De même, s’agissant des personnes refoulées le rapport parvient à une estimation d’au moins 20 000 refoulements (6).
Ce texte de sept pages est, de fait, magnifique par sa sobriété même. Il constitue aussi bien un témoignage sur la persécution des Juifs que sur l’aide dont ceux-ci ont pu bénéficier en France, permettant le passage en Suisse. Un simple témoignage avec une manière de happy end minimaliste. L’histoire dans sa quotidienneté et sa simplicité. Sans doute aussi un petit film, traçant l’histoire de l’émigration juive de Pologne vers l’Occident : vers la Suisse d’abord, la France ensuite, suivie de l’odyssée que représente la Deuxième Guerre mondiale, le retour en France. Les deux enfants se retrouvent en Israël.
C. K. Mai 2008
Baden, février 1944
Madame Cécile Klein-Hechel Actuellement à Baden Rue de Zurich 51 À l’attention de l’honorable aide aux réfugiés,
Aux bons soins de M. le Pasteur Paul Vogt (7) Zurich Requête en vue d’obtenir une aide pour le soutien
de la soussignée et de son fils âgé de 4 ans. Le cours de ma vie en Suisse 1910-1927. |
Je suis Cécile Klein, née le 24 novembre 1905 à Ustryzky (Pologne), fille d’Israël et Anna Hechel (née Warscher). En 1910 je suis venue en Suisse avec mes parents. Ceux-ci se sont installés à Baden (8) où ma mère, âgée aujourd’hui de 80 ans, habite toujours (9). Mes parents étaient des Israélites de rite orthodoxe et c’est cette éducation que j’ai reçue. Nous menions une vie modeste, toujours soucieux de vivre en bonne entente avec tout le monde et de ne tomber à la charge de personne : nous y réussîmes.
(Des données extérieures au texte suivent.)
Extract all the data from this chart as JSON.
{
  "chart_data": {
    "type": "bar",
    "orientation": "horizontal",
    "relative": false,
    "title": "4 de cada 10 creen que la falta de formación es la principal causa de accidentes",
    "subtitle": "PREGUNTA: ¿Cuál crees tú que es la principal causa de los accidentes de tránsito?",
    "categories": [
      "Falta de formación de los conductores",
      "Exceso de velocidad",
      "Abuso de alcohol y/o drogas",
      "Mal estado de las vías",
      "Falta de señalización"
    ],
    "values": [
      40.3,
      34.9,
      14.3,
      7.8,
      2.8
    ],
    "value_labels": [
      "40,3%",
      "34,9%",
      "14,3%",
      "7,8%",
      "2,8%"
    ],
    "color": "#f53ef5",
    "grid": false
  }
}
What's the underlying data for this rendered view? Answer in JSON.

À Baden j’ai fréquenté l’école publique, l’école commerciale locale et enfin l’école professionnelle du Musée des Métiers de la ville d’Aarau. Après avoir terminé le cycle de l’école publique j’ai entamé et achevé une formation professionnelle de tailleur-coupeur dans l’atelier de madame H. Flury-Maag. J’y ai terminé ma formation à sa pleine satisfaction. Lors des examens de fin d’apprentissage du canton d’Argovie, à Aarau, j’ai réussi à obtenir le quatrième rang parmi 72 apprenties. J’ai continué à travailler chez ma patronne, puis à mon compte, jusqu’à mon mariage.
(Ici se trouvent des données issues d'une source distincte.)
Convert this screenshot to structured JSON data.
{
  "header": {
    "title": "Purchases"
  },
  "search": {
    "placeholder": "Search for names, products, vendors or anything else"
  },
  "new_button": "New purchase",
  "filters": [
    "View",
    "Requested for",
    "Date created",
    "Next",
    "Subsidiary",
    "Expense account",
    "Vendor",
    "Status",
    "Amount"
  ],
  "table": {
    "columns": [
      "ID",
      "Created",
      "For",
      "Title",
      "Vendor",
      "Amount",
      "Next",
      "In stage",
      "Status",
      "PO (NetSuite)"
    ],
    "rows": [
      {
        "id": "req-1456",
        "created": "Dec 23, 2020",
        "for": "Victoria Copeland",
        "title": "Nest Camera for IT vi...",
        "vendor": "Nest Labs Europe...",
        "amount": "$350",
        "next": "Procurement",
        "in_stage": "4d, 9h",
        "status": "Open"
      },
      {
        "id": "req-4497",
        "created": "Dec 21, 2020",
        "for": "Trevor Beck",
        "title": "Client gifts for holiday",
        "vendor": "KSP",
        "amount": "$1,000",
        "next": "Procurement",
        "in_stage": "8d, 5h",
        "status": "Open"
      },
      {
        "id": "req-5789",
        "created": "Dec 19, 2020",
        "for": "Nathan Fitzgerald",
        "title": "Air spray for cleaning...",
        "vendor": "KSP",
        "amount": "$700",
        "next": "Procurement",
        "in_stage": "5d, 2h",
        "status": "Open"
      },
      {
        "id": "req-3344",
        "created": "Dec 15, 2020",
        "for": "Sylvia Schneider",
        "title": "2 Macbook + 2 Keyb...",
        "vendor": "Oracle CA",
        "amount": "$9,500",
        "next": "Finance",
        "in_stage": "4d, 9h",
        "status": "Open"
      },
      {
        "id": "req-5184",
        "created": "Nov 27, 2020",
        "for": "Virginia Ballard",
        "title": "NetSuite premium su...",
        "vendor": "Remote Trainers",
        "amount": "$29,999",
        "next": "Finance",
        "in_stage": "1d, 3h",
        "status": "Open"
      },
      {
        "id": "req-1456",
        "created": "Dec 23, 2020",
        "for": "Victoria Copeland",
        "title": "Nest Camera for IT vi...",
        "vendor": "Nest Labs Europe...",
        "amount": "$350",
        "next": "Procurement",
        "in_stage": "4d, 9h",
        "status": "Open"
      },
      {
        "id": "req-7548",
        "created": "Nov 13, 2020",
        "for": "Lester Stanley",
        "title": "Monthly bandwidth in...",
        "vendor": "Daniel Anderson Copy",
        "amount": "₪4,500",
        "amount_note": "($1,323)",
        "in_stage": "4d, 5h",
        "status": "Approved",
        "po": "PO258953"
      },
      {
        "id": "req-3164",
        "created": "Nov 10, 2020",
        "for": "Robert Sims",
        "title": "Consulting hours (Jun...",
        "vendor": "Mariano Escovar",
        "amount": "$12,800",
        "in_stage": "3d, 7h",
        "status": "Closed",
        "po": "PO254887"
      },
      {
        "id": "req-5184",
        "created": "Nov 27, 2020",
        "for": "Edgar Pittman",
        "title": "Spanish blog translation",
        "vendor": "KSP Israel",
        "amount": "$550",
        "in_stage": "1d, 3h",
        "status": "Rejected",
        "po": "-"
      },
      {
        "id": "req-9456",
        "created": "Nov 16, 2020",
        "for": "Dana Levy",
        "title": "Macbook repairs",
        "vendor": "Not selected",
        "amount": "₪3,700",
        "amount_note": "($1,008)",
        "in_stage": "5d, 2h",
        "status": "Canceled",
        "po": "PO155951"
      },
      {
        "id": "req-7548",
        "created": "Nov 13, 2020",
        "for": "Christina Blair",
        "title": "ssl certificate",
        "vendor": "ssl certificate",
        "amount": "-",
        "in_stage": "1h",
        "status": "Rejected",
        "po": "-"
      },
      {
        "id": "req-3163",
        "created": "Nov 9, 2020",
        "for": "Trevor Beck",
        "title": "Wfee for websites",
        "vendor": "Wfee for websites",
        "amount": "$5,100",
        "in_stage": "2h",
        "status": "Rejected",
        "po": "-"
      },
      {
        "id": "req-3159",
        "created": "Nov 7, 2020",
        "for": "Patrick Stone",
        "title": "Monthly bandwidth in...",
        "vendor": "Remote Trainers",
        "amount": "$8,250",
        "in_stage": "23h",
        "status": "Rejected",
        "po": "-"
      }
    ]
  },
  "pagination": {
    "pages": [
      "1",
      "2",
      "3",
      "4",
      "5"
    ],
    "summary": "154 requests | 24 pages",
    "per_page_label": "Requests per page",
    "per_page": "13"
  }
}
En 1927 j’ai épousé Charles Klein, né le 20 avril 1899 à Brezsko (Pologne). Nous sommes devenus français par naturalisation. De 1927 à 1939 nous avons habité à Sélestat, en Alsace, où nous étions connus comme dirigeant avec beaucoup d’attention et de soins un magasin de confection (la maison Jägert). Après quelques années nous en devînmes les propriétaires. Nous menions une bonne vie bourgeoise. J’ai participé à de nombreuses activités de bienfaisance, sans jamais tenir compte de la religion des personnes considérées. J’ai souvent hébergé des réfugiés d’Allemagne ou de Vienne, sans me douter que moi-même et ma famille aurions à connaître un sort aussi terrible.
Lorsque la guerre éclata en 1939 mon mari fut mobilisé et je me trouvai seule avec ma fille, alors âgée de douze ans. En novembre 1939 je mis au monde un deuxième enfant.
En juin 1940 l’Alsace fut occupée par les troupes allemandes. Je m’enfuis à Dijon (10), avec mes deux enfants et quelques objets dans un sac à dos ainsi que deux couvertures de laine. Nous y arrivâmes de nuit. Un nouveau choc me frappa ici aussi : la ville était en voie d’évacuation. Je ne réussis pas à retrouver les proches que j’avais l’intention d’y rencontrer: ils étaient partis dans la nuit précédent mon arrivée. Malheureuse et désespérée j’errai dans les rues de cette ville avec mes enfants, parmi des milliers de réfugiés. Pareil à un exode, des convois entiers de réfugiés passaient devant nous. Tout cela me rappelait la sortie d’Égypte. Avec mon fils sur les bras et la petite à côté de moi je regardais les visages défaits de ces gens en fuite, hurlant, persécutés. D’innombrables avions survolaient cette horrible confusion de gens, des coups de feu claquaient et la terre tremblait; des voitures de toutes sortes passaient, chargées des choses les plus invraisemblables, comme si la fin du monde était arrivée. Je me traînai vers la gare, noire de monde et de voitures. Les gens semblaient avoir tout perdu, y compris la raison. Il semblait que chacun avait une question à poser, mais en même temps cherchait à s’assurer en premier lieu un départ.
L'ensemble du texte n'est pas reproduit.